A map of each trail the pro crew worked on over the summer. Map and graphic by Ginevra Moore.
By Zach Toliver
In less than a year, I went from a crew member on WTA’s first Leadership and Inclusion Crew to leading WTA’s first pro crew in the backcountry. It’s been a whirlwind. Now, after months in the backcountry, I have a moment to take a breath and celebrate the work we did — and the beauty of time on trail.
A backcountry job is hard — but it’s also powerful. I’d need all my fingers and toes to count how many times I stared into some beautiful valley or off the side of a serene alpine trail — crying tears of fulfillment. I often became overwhelmed with feeling so humbly thankful to have such a unique opportunity to work in these unforgettable places with equally unforgettable people.
Our backcountry crew became tight. We hang out with one another outside of work. We bring our jokes and tales of one another to our friends and family outside of the crew. Finding five new friends was one of my favorite part of this experience. Eight days in the backcountry with little entertainment, things quickly devolved into wacky inside jokes and obscure references.
Through all the goofiness, we managed to pull off some phenomenal work that will benefit outdoor junkies for years to come. I first learned of how much folks love WTA on the Leadership and Inclusion Crew when passing hikers would thank us profusely. In the backcountry — where people will quite literally get lost on poorly neglected trails — that appreciation filled me with vast joy. This season, we’ve cleared some 1,300 logs from burn zones and deep backcountry trails that haven’t been logged out for nearly a decade. We’ve brushed vegetation from notoriously overgrown trails such as Indian Creek, where the grass grows 8-feet high. We’ve fixed washouts, closed down social trails, and built new, sustainable trail up to the pristine Snowy Lakes.
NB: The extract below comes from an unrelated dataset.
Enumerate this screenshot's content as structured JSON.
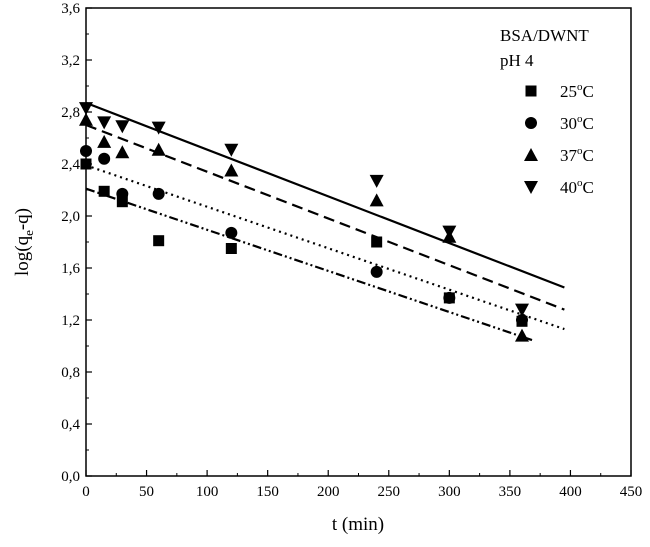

After this season, I tip my blue hat to everyone who has ever filled the crew-lead role. I appreciate my L&I blue hats even more these days, now that I’ve led my own crew — with all the challenges and uncertainties it can bring.
Things will come full circle this year, as I plan to lead the next season of Leadership and Inclusion Crew members. Thanks to this unforgettable season, I’ll be more than ready. Day parties will feel like a breeze. The weight of the blue hat is now a little easier to withstand. I only hope that I can help show these new crew mates the same vibrant serenity that I myself found in trail work when I first wore the green hat.